Monday, April 24, 2017

The TED Talk Test

The other day in a private conversation, I was annoyed to realize that I was enjoying retirement so much that, to be honest, I was unwilling to make the big investment of time and energy necessary to move this blog from a part time ministry to a full time commercial product. I am certainly more knowledgeable than when I started the Silver Eagle Experiment and my writing skills have improved over the last nine years. I don’t expect any change in those trends, but when will I ready to try and jump to another level? Leaping into the unknown is always pretty scary unless a hungry bear is getting close to your leg. I felt that way when I left the saw chain factory for engineering school.

I jumped and never looked back.

While considering this conundrum, I came up with an interesting thought experiment. Let’s say you are given the opportunity to present a TED Talk. If you spend much time on the Internet, you have probably listened to at least one of these lectures. TED started as a conference presenting 18 minute lectures by people with amazing, inspired new ideas in the fields of Technology, Entertainment, and Design to an audience of movers and shakers. The presenters were not only given an opportunity to share their life’s work, but also a chance to begin to build a network of well positioned patrons and allies who could provide fuel for their passions.

Here is the deal.

You will be given the opportunity to present an eighteen minute lecture on any subject you consider important to an audience of 200 or 300 men and women of your choosing. They could be venture capitalists with hundreds of millions of dollars looking to invest in new products or services.

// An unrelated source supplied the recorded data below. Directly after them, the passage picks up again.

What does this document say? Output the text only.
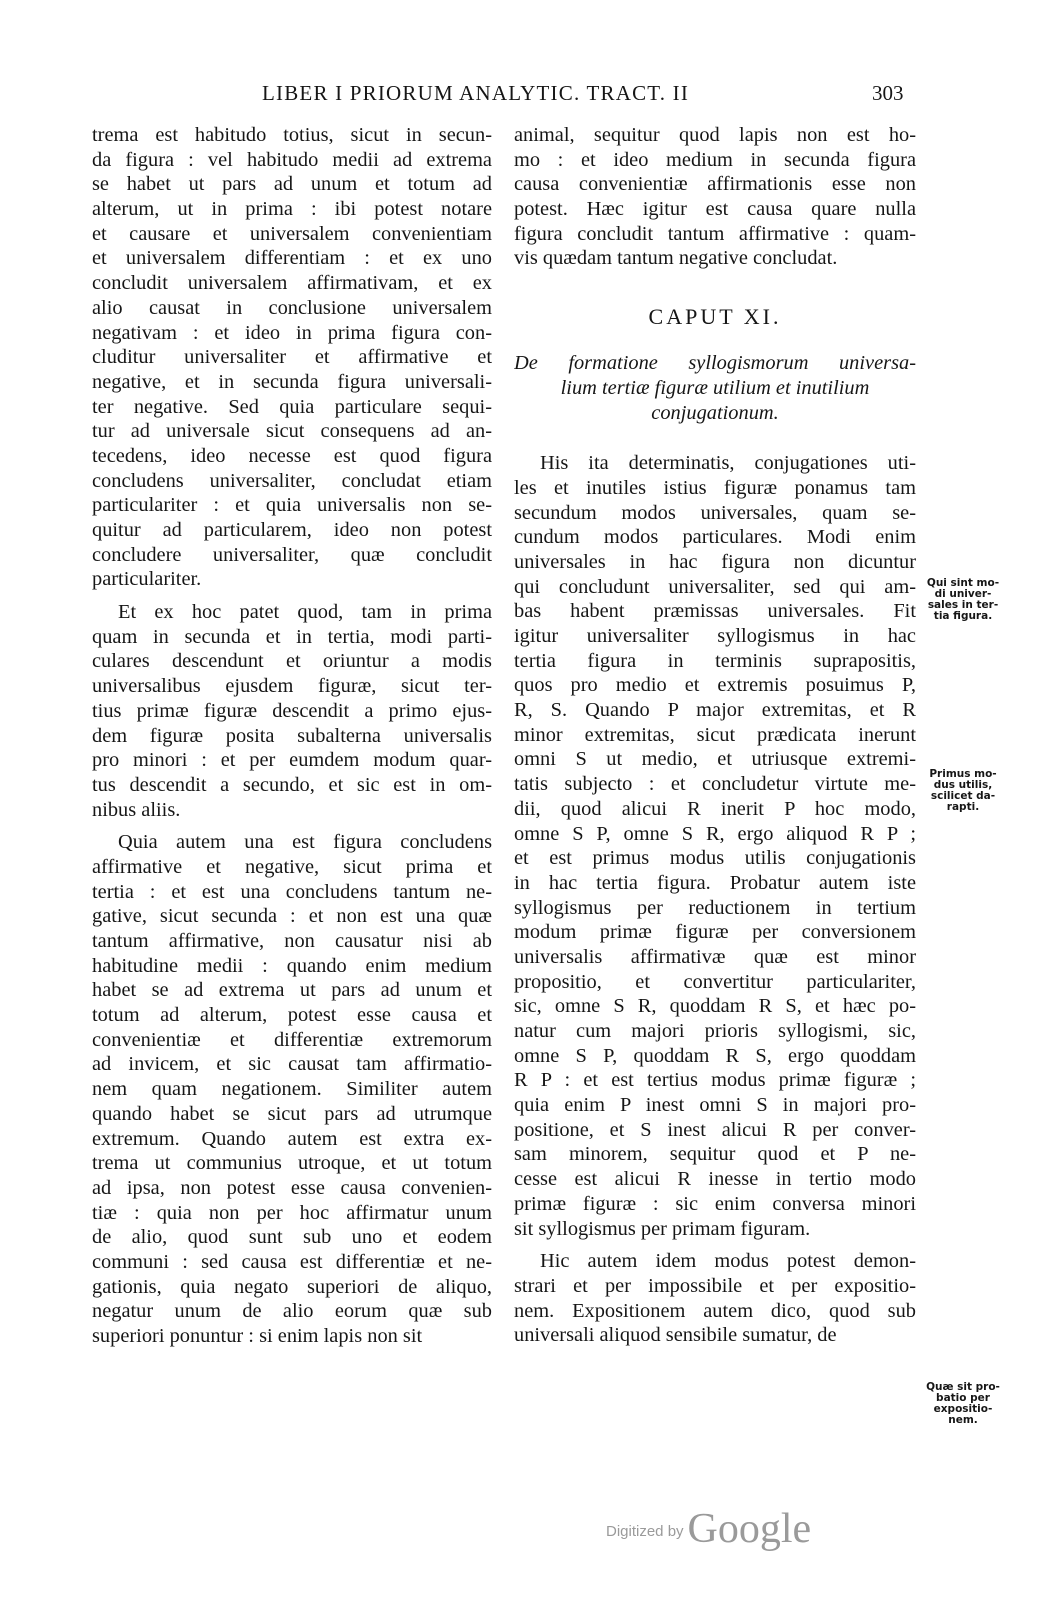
LIBER I PRIORUM ANALYTIC. TRACT. II	303
trema est habitudo totius, sicut in secun-
da figura : vel habitudo medii ad extrema
se habet ut pars ad unum et totum ad
alterum, ut in prima : ibi potest notare
et causare et universalem convenientiam
et universalem differentiam : et ex uno
concludit universalem affirmativam, et ex
alio causat in conclusione universalem
negativam : et ideo in prima figura con-
cluditur universaliter et affirmative et
negative, et in secunda figura universali-
ter negative. Sed quia particulare sequi-
tur ad universale sicut consequens ad an-
tecedens, ideo necesse est quod figura
concludens universaliter, concludat etiam
particulariter : et quia universalis non se-
quitur ad particularem, ideo non potest
concludere universaliter, quæ concludit
particulariter.
Et ex hoc patet quod, tam in prima
quam in secunda et in tertia, modi parti-
culares descendunt et oriuntur a modis
universalibus ejusdem figuræ, sicut ter-
tius primæ figuræ descendit a primo ejus-
dem figuræ posita subalterna universalis
pro minori : et per eumdem modum quar-
tus descendit a secundo, et sic est in om-
nibus aliis.
Quia autem una est figura concludens
affirmative et negative, sicut prima et
tertia : et est una concludens tantum ne-
gative, sicut secunda : et non est una quæ
tantum affirmative, non causatur nisi ab
habitudine medii : quando enim medium
habet se ad extrema ut pars ad unum et
totum ad alterum, potest esse causa et
convenientiæ et differentiæ extremorum
ad invicem, et sic causat tam affirmatio-
nem quam negationem. Similiter autem
quando habet se sicut pars ad utrumque
extremum. Quando autem est extra ex-
trema ut communius utroque, et ut totum
ad ipsa, non potest esse causa convenien-
tiæ : quia non per hoc affirmatur unum
de alio, quod sunt sub uno et eodem
communi : sed causa est differentiæ et ne-
gationis, quia negato superiori de aliquo,
negatur unum de alio eorum quæ sub
superiori ponuntur : si enim lapis non sit
animal, sequitur quod lapis non est ho-
mo : et ideo medium in secunda figura
causa convenientiæ affirmationis esse non
potest. Hæc igitur est causa quare nulla
figura concludit tantum affirmative : quam-
vis quædam tantum negative concludat.
CAPUT XI.
De formatione syllogismorum universa-
lium tertiæ figuræ utilium et inutilium
conjugationum.
His ita determinatis, conjugationes uti-
les et inutiles istius figuræ ponamus tam
secundum modos universales, quam se-
cundum modos particulares. Modi enim
universales in hac figura non dicuntur
qui concludunt universaliter, sed qui am-
bas habent præmissas universales. Fit
igitur universaliter syllogismus in hac
tertia figura in terminis suprapositis,
quos pro medio et extremis posuimus P,
R, S. Quando P major extremitas, et R
minor extremitas, sicut prædicata inerunt
omni S ut medio, et utriusque extremi-
tatis subjecto : et concludetur virtute me-
dii, quod alicui R inerit P hoc modo,
omne S P, omne S R, ergo aliquod R P ;
et est primus modus utilis conjugationis
in hac tertia figura. Probatur autem iste
syllogismus per reductionem in tertium
modum primæ figuræ per conversionem
universalis affirmativæ quæ est minor
propositio, et convertitur particulariter,
sic, omne S R, quoddam R S, et hæc po-
natur cum majori prioris syllogismi, sic,
omne S P, quoddam R S, ergo quoddam
R P : et est tertius modus primæ figuræ ;
quia enim P inest omni S in majori pro-
positione, et S inest alicui R per conver-
sam minorem, sequitur quod et P ne-
cesse est alicui R inesse in tertio modo
primæ figuræ : sic enim conversa minori
sit syllogismus per primam figuram.
Hic autem idem modus potest demon-
strari et per impossibile et per expositio-
nem. Expositionem autem dico, quod sub
universali aliquod sensibile sumatur, de
Qui sint mo-
di univer-
sales in ter-
tia figura.
Primus mo-
dus utilis,
scilicet da-
rapti.
Quæ sit pro-
batio per
expositio-
nem.
Digitized by Google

They could be the managers and owners of publishing houses or broadcasting companies looking for new books to publish, movie scripts to produce, or ideas for TV shows. They could be powerful politicians and the donors who fund their campaigns. Your choice, but you only get one shot at the big time.

There is another bonus if you are successful. The best TED talks get millions of hits on YouTube and other services. You will not only have instant name recognition, but your dream will be granted Internet legitimacy.

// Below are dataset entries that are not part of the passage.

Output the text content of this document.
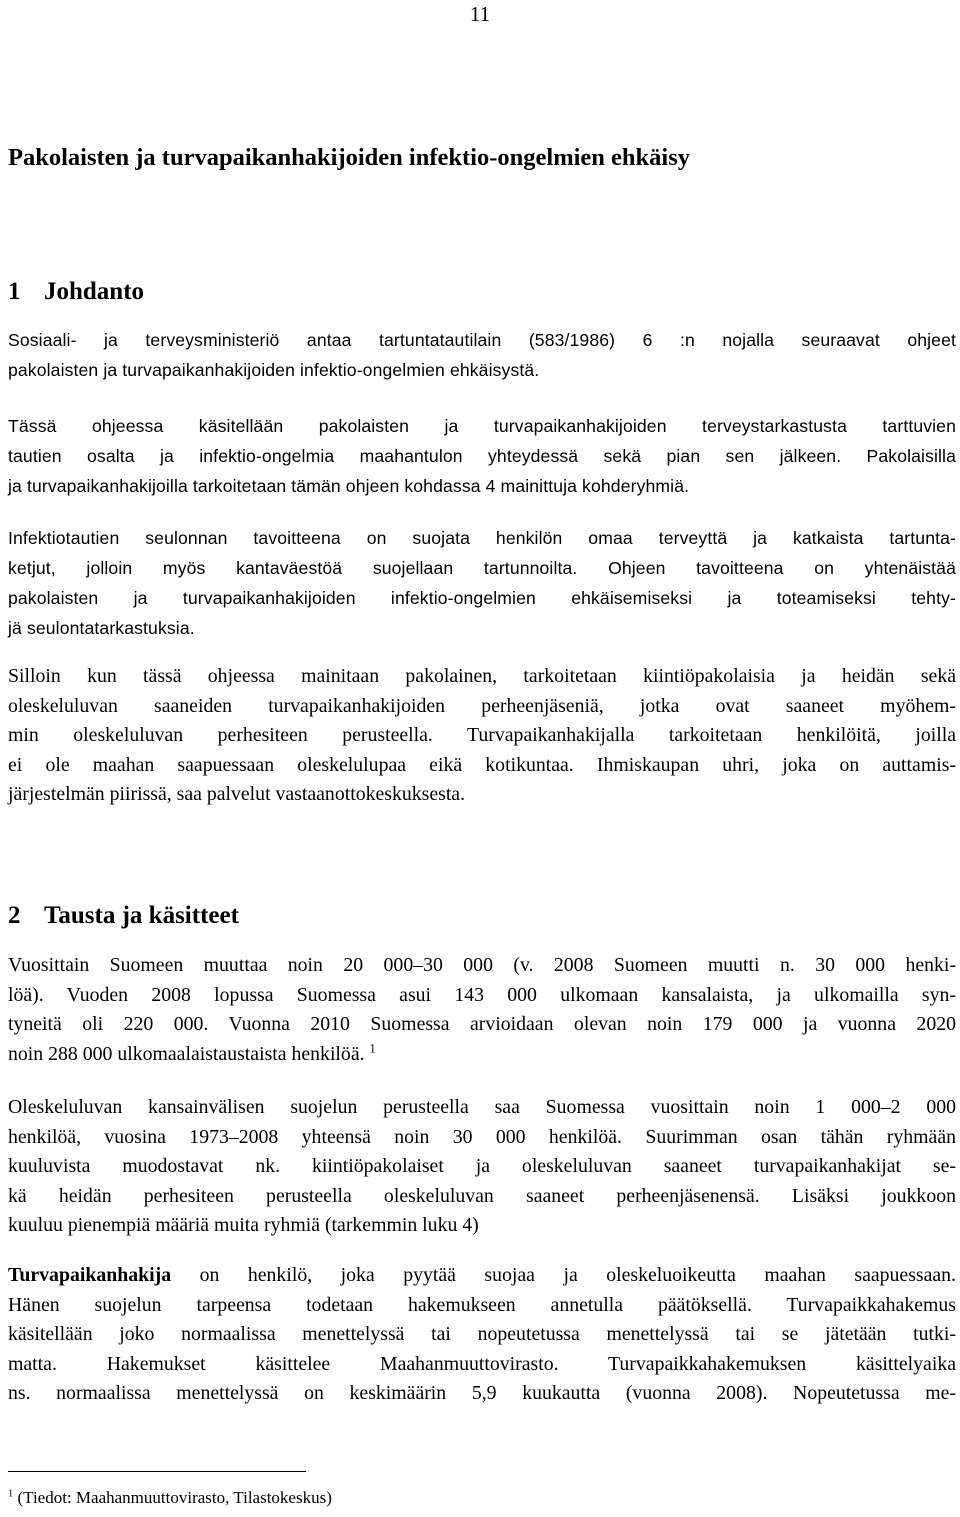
11
Pakolaisten ja turvapaikanhakijoiden infektio-ongelmien ehkäisy
1 Johdanto
Sosiaali- ja terveysministeriö antaa tartuntatautilain (583/1986) 6 :n nojalla seuraavat ohjeet
pakolaisten ja turvapaikanhakijoiden infektio-ongelmien ehkäisystä.
Tässä ohjeessa käsitellään pakolaisten ja turvapaikanhakijoiden terveystarkastusta tarttuvien
tautien osalta ja infektio-ongelmia maahantulon yhteydessä sekä pian sen jälkeen. Pakolaisilla
ja turvapaikanhakijoilla tarkoitetaan tämän ohjeen kohdassa 4 mainittuja kohderyhmiä.
Infektiotautien seulonnan tavoitteena on suojata henkilön omaa terveyttä ja katkaista tartunta-
ketjut, jolloin myös kantaväestöä suojellaan tartunnoilta. Ohjeen tavoitteena on yhtenäistää
pakolaisten ja turvapaikanhakijoiden infektio-ongelmien ehkäisemiseksi ja toteamiseksi tehty-
jä seulontatarkastuksia.
Silloin kun tässä ohjeessa mainitaan pakolainen, tarkoitetaan kiintiöpakolaisia ja heidän sekä
oleskeluluvan saaneiden turvapaikanhakijoiden perheenjäseniä, jotka ovat saaneet myöhem-
min oleskeluluvan perhesiteen perusteella. Turvapaikanhakijalla tarkoitetaan henkilöitä, joilla
ei ole maahan saapuessaan oleskelulupaa eikä kotikuntaa. Ihmiskaupan uhri, joka on auttamis-
järjestelmän piirissä, saa palvelut vastaanottokeskuksesta.
2 Tausta ja käsitteet
Vuosittain Suomeen muuttaa noin 20 000–30 000 (v. 2008 Suomeen muutti n. 30 000 henki-
löä). Vuoden 2008 lopussa Suomessa asui 143 000 ulkomaan kansalaista, ja ulkomailla syn-
tyneitä oli 220 000. Vuonna 2010 Suomessa arvioidaan olevan noin 179 000 ja vuonna 2020
noin 288 000 ulkomaalaistaustaista henkilöä. $^1$
Oleskeluluvan kansainvälisen suojelun perusteella saa Suomessa vuosittain noin 1 000–2 000
henkilöä, vuosina 1973–2008 yhteensä noin 30 000 henkilöä. Suurimman osan tähän ryhmään
kuuluvista muodostavat nk. kiintiöpakolaiset ja oleskeluluvan saaneet turvapaikanhakijat se-
kä heidän perhesiteen perusteella oleskeluluvan saaneet perheenjäsenensä. Lisäksi joukkoon
kuuluu pienempiä määriä muita ryhmiä (tarkemmin luku 4)
Turvapaikanhakija on henkilö, joka pyytää suojaa ja oleskeluoikeutta maahan saapuessaan.
Hänen suojelun tarpeensa todetaan hakemukseen annetulla päätöksellä. Turvapaikkahakemus
käsitellään joko normaalissa menettelyssä tai nopeutetussa menettelyssä tai se jätetään tutki-
matta. Hakemukset käsittelee Maahanmuuttovirasto. Turvapaikkahakemuksen käsittelyaika
ns. normaalissa menettelyssä on keskimäärin 5,9 kuukautta (vuonna 2008). Nopeutetussa me-

$^1$ (Tiedot: Maahanmuuttovirasto, Tilastokeskus)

Eighteen minutes is somewhere between 2,500 and 3,000 words depending on how fast you talk. I don’t even know what I would say that would differentiate what I am trying to do from a hundred others, some household names who have sold books and courses in the hundreds of thousands and others, who are anonymous bloggers just like me. Let’s say that at some point I have the words. Then I would have to practice in private until I had the speech just about memorized. After that I would have to experiment with live audiences to perfect timing and delivery. If I had spent years learning the art of public speaking, it wouldn’t take as long, but it would still represent a major effort for anyone.

David didn’t hit Goliath with the first stone he ever placed in a sling. From having been a small boy who owned a sling, I expect that David’s major source of entertainment out in the sheep field was learning how to throw stones with that weapon. Unlike me, I expect he was also learning how to sing psalms and play the psaltery to avoid going mad with boredom. I could hurl a rock an enormous distance with my sling, but where it would land was anybody’s guess. A champion slinger could hit a target the size of Goliath’s head, at least most of the time. I saw this demonstrated on cable TV. I believe God put the rock between Goliath’s eyes, but I also believe that David’s skill is what landed that rock on the Giant’s head.

What would it take me or you to care about something so passionately that we would make the kind of effort it takes to jump whatever you are dreaming about to the next level? What kind of things would we do that others might find a bit crazy, because we cared so much we couldn’t help ourselves from trying just a little harder?

I heard a successful televangelist talk about the first days of his ministry. Once he rented a room and no one came to hear him speak. He went ahead and delivered his sermon to the empty room, in the belief that God had told him to do it and if no one else was listening, at least God heard it. I might question this man’s theology, but who can gainsay his determination?

Will I be ready to deliver my TED Talk when the opportunity presents itself? If I haven’t delivered it to a lot of empty rooms and at least 20 or so small audiences, I would expect the answer would be, “No.”